Ospite del podcast “Centrocampo”, ora che di tempo ne è passato, Walter Zenga ha dichiarato: “Lì mi sono reso conto che lui, sì, è stato assente fisicamente, ma è sempre stato presente in punto di morte. Io ero a Bilbao a giocare la partita di Coppa UEFA, decisiva del girone. Perdiamo uno a zero ma comunque ci qualifichiamo e quindi avevo una grande gioia dentro negli spogliatoi. E mio fratello mi manda un messaggio, mi dice: ‘Grande, cerca di arrivare subito perché papà ha i minuti contati’. E io [imprecazione]. Era mercoledì sera, ero a Bilbao e la domenica avevo l’ultima partita di campionato a dicembre, perché poi c’è la sosta invernale in Romania con l’Alba Julia a Bucarest e quindi sono dovuto andare a Bucarest”.
Il racconto di Zenga prosegue: “Ho fatto una preghiera, ho detto ‘spero di trovarlo ancora in vita’. Finita la partita di Bucarest, che tra parentesi sono stato pure espulso, ho vinto tre a zero, e sono stato espulso, quindi immaginate in che condizioni mentali ero.

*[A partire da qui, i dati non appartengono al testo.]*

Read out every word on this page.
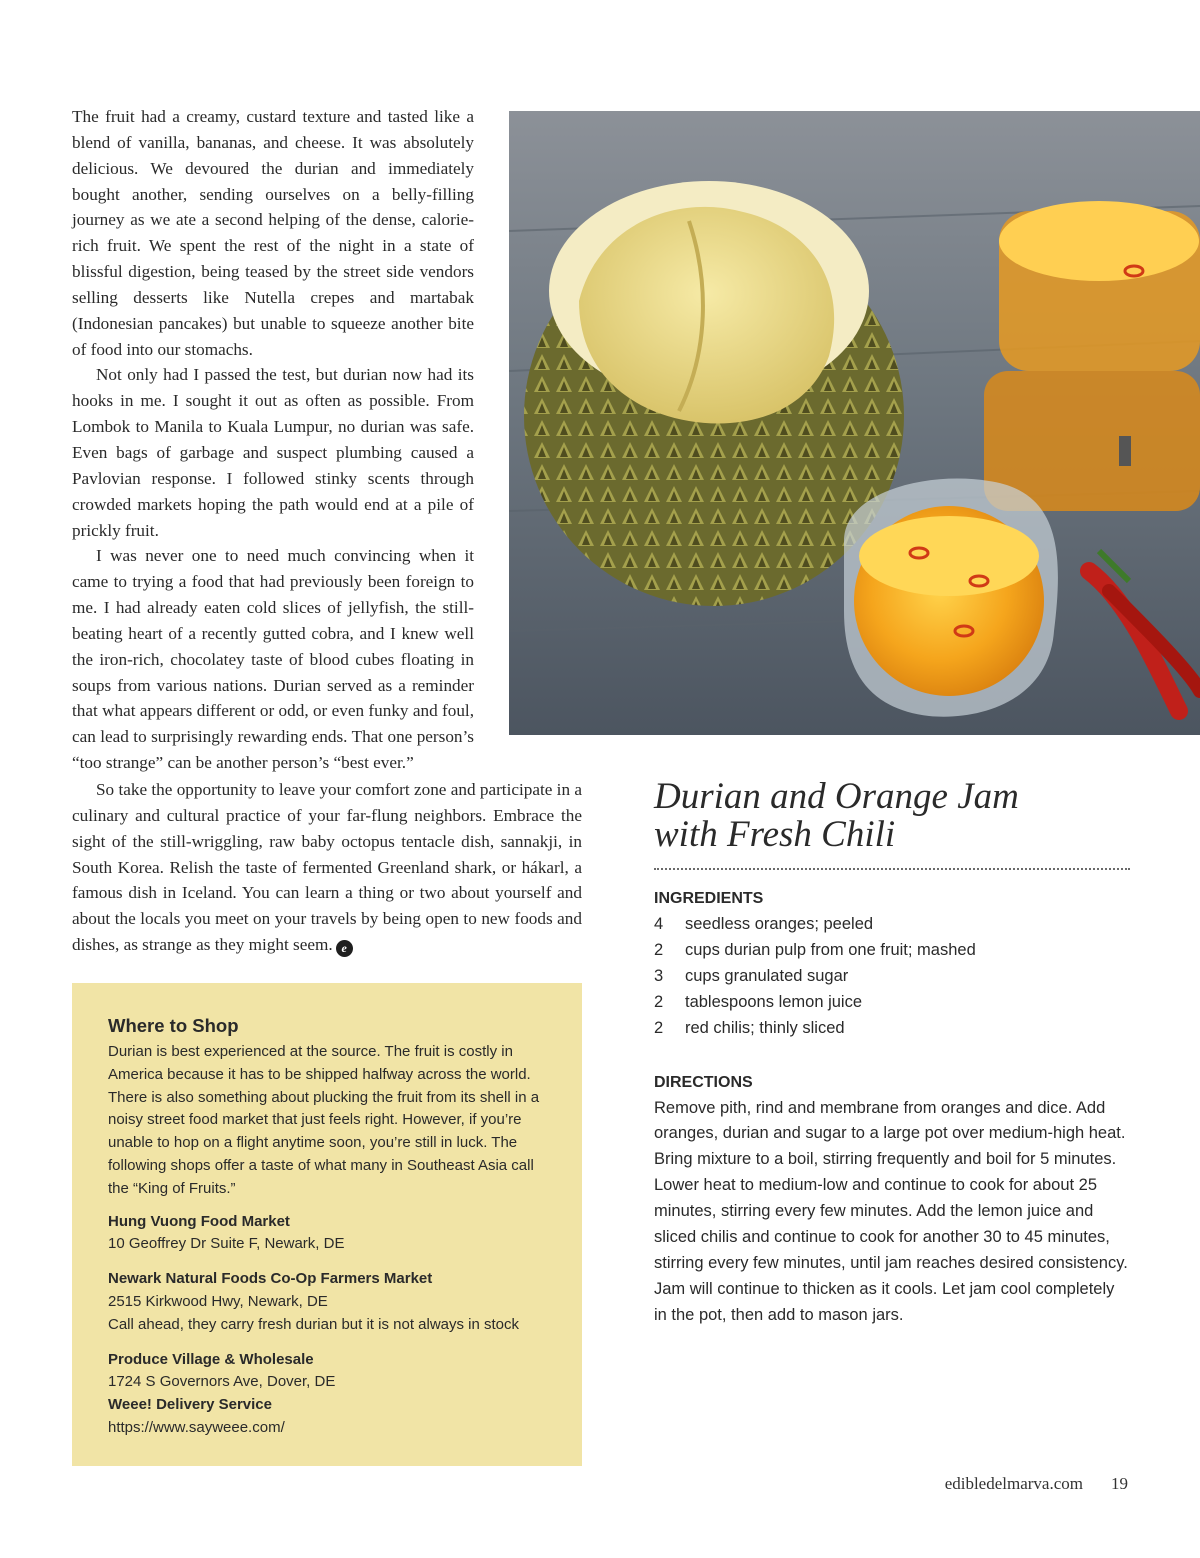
The fruit had a creamy, custard texture and tasted like a blend of vanilla, bananas, and cheese. It was absolutely delicious. We devoured the durian and immediately bought another, sending ourselves on a belly-filling journey as we ate a second helping of the dense, calorie-rich fruit. We spent the rest of the night in a state of blissful digestion, being teased by the street side vendors selling desserts like Nutella crepes and martabak (Indonesian pancakes) but unable to squeeze another bite of food into our stomachs.

Not only had I passed the test, but durian now had its hooks in me. I sought it out as often as possible. From Lombok to Manila to Kuala Lumpur, no durian was safe. Even bags of garbage and suspect plumbing caused a Pavlovian response. I followed stinky scents through crowded markets hoping the path would end at a pile of prickly fruit.

I was never one to need much convincing when it came to trying a food that had previously been foreign to me. I had already eaten cold slices of jellyfish, the still-beating heart of a recently gutted cobra, and I knew well the iron-rich, chocolatey taste of blood cubes floating in soups from various nations. Durian served as a reminder that what appears different or odd, or even funky and foul, can lead to surprisingly rewarding ends. That one person’s “too strange” can be another person’s “best ever.”

So take the opportunity to leave your comfort zone and participate in a culinary and cultural practice of your far-flung neighbors. Embrace the sight of the still-wriggling, raw baby octopus tentacle dish, sannakji, in South Korea. Relish the taste of fermented Greenland shark, or hákarl, a famous dish in Iceland. You can learn a thing or two about yourself and about the locals you meet on your travels by being open to new foods and dishes, as strange as they might seem. e

Where to Shop

Durian is best experienced at the source. The fruit is costly in America because it has to be shipped halfway across the world. There is also something about plucking the fruit from its shell in a noisy street food market that just feels right. However, if you’re unable to hop on a flight anytime soon, you’re still in luck. The following shops offer a taste of what many in Southeast Asia call the “King of Fruits.”

Hung Vuong Food Market
10 Geoffrey Dr Suite F, Newark, DE
Newark Natural Foods Co-Op Farmers Market
2515 Kirkwood Hwy, Newark, DE
Call ahead, they carry fresh durian but it is not always in stock
Produce Village & Wholesale
1724 S Governors Ave, Dover, DE
Weee! Delivery Service
https://www.sayweee.com/
Durian and Orange Jam
with Fresh Chili
INGREDIENTS
4	seedless oranges; peeled
2	cups durian pulp from one fruit; mashed
3	cups granulated sugar
2	tablespoons lemon juice
2	red chilis; thinly sliced
DIRECTIONS

Remove pith, rind and membrane from oranges and dice. Add oranges, durian and sugar to a large pot over medium-high heat. Bring mixture to a boil, stirring frequently and boil for 5 minutes. Lower heat to medium-low and continue to cook for about 25 minutes, stirring every few minutes. Add the lemon juice and sliced chilis and continue to cook for another 30 to 45 minutes, stirring every few minutes, until jam reaches desired consistency. Jam will continue to thicken as it cools. Let jam cool completely in the pot, then add to mason jars.

edibledelmarva.com 19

Ho preso un aereo privato con mia moglie e sono venuto a Milano.”

Walter Zenga è giunto sul capezzale del padre per dargli l’ultimo saluto e sentirsi dire le ultime parole: “Sono andato, mi sono catapultato in ospedale. Mio padre era a letto con la maschera, si è tolto la maschera, mi ha guardato e mi ha detto: ‘Oh, comincio a essere bravo. Ho eliminato Bilbao, ti sei qualificato? Risultato storico, è sempre primo in classifica, hai vinto. Vero, adesso vai che sono stanco, ci vediamo domani.’ Queste sono state le ultime toccanti parole che Zenga ha ricevuto dal padre poiché il mattino seguente è deceduto, ossia si è spento durante la notte. È stato a quel punto che Walter ha capito quanto il padre sia sempre stato presente mentalmente” .
E infine delle riflessioni sul rapporto genitoriale di cui tutti dovrebbero far tesoro: “Vabbè, non mi parla, non ci parlo. In realtà i genitori sono sempre presenti, me ne accorgo io da genitore in questo momento.”